1 Execution site(s)
Aleksandra Ch., born in 1923: “All the Jews from Kholopenichi were rounded up and taken to be shot. They were loads of them, but I can’t tell you exactly how many they were, because I didn’t count them. As far as I remember there were hundreds of them. The column was escorted by Germans on both sides. Anyone who couldn’t walk like elderly people and children were taken on a cart that followed the column.”(Witness n°1023B, interviewed in Borisov, on October 8, 2019)
"In the first days of September 1941, it was a Saturday, a German punitive detachment consisting of more than a hundred men armed with machine guns arrived in Kholopenichi and, without making any comments, surrounded the town. The German soldiers started to enter the houses and round up all the Jews in the Klub building. Those who could not walk were transported on carts. At that time, Jewish refugees from the districts of Minsk, Borisov, Zembin, Smolevichi and western Belarus were in the town. About 900 people were gathered at the Klub in total. As I later learned, the gathering of the Jewish population was done under the pretext of transferring them to another location. However, a few hours after the end of the round-up, the people were led, under heavy surveillance, from the Klub to the outskirts of the town. Anyone who could not walk was transported by cart. When they arrived at the place known as "Kammeny log", they were all shot. At the same time, just after the departure of the Jews, the starosta Andrei B*** arrived at my house and ordered me to go immediately to the Klub with a shovel. Thirty-six of us were requisitioned in this way. We were also taken to "Kammeny log,” located 1 km from the town. There, the German interpreter ordered us to bury the bodies. When I approached the pit where the bodies were lying, I saw a woman who was still alive and who was begging to be saved saying "Save me!" But the interpreter ordered the pit to be filled in.
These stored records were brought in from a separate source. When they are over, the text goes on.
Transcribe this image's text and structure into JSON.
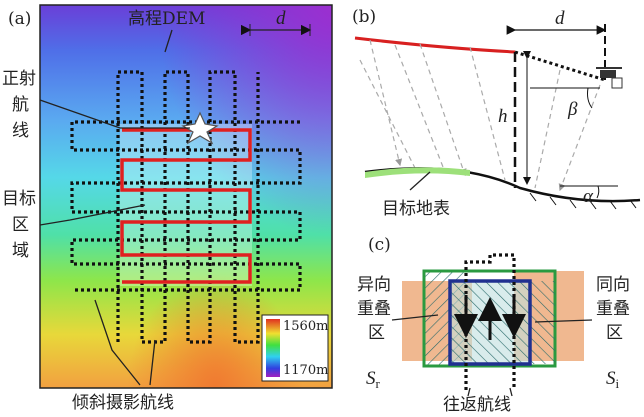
{
  "panel_a": {
    "tag": "(a)",
    "dem_label": "高程DEM",
    "spacing": "d",
    "ortho_route": [
      "正射",
      "航",
      "线"
    ],
    "target_area": [
      "目标",
      "区",
      "域"
    ],
    "colorbar_max": "1560m",
    "colorbar_min": "1170m",
    "oblique_route": "倾斜摄影航线"
  },
  "panel_b": {
    "tag": "(b)",
    "spacing": "d",
    "height": "h",
    "view_angle": "β",
    "slope_angle": "α",
    "ground": "目标地表"
  },
  "panel_c": {
    "tag": "(c)",
    "opposite_overlap": [
      "异向",
      "重叠",
      "区"
    ],
    "opposite_symbol": {
      "main": "S",
      "sub": "r"
    },
    "same_overlap": [
      "同向",
      "重叠",
      "区"
    ],
    "same_symbol": {
      "main": "S",
      "sub": "i"
    },
    "round_trip": "往返航线"
  }
}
The woman was subsequently buried alive.” [Deposition of Aleksandr Kh., requisitioned to fill in the pit, given to the Soviet State Extraordinary Commission; GARF Fond 7021, opis 87, delo 16].
“I remember that another Aktion took place outside Borissov. I know that we drove for a long time through the countryside. I have no memory of the place. But I do remember the execution site. It was in a clearing in a forest. This clearing was in the middle of the countryside and a pit had been dug there. I remember that the Schutzpolizei was present during this Aktion. It seems to me that it was the Schutzpolizei that led the Jews to the shooting site when we arrived. I think that the OD was also present, but I could be wrong. I remember well that a young Jewish couple was led from the gathering point to the pit, this couple had a smart expression. When the woman saw what was waiting for them, she clung to her husband and shouted, "This is a horror, this is a horror what they are going to do to us.” That made a terrible impression on me. The pit was 1.50-2m deep, 2m wide and 25-30m long. The number of victims was not as large as in Krupka. Today I could still describe the clothes of this couple, but I cannot say anything about the number of victims. From the size of the pit I would say that there were more than fifty.” [Deposition of Robert L***, a member of Einzatskommando 8, given on February 27, 1963, in Koln; B162-3290 p.291]
Kholopenichi is located 130 km (81mi) north northeast of Minsk. In 1861, 1,343 Jews lived in Kholopenichi. They were mostly engaged in handicraft and trade. The community had its own synagogue and a cemetery, mostly destroyed today. In the Soviet period the town had a Yiddish elementary school. On the eve of the war it is estimated that there were about 500 Jews in Kholopenichi, making up 20% of the total population.
Kholopenichi was occupied by German forces on June 28, 1941. Shortly after the occupation, all Jews were marked with yellow distinguishing badges and forbidden from leaving the town. They continued to live in their houses until they were murdered in early September 1941. On September 6, 1941, a punitive detachment arrived and surrounded the town. The Germans would go from house to house, to arrest the Jews and gather them in the building of the local Klub. Once everyone was gathered, they were taken in a column towards a sand quarry, located 1 km away, where a pit had been dug. Anyone who couldn’t walk such as children and elderly people were transported by cart. When they arrived the Jews were forced to undress and shot in groups on the edge of the pit. Many victims were not killed, but only wounded. They were subsequently buried alive. Two days later, another group of Jews from the village of Shamki was brought and shot at the same place. In all, according to the Soviet archives 1,600 Jews were shot in that quarry, known as ‘Kamyannyi Log’. Although according to the memorial that stands on the mass grave, there were 2,700 victims.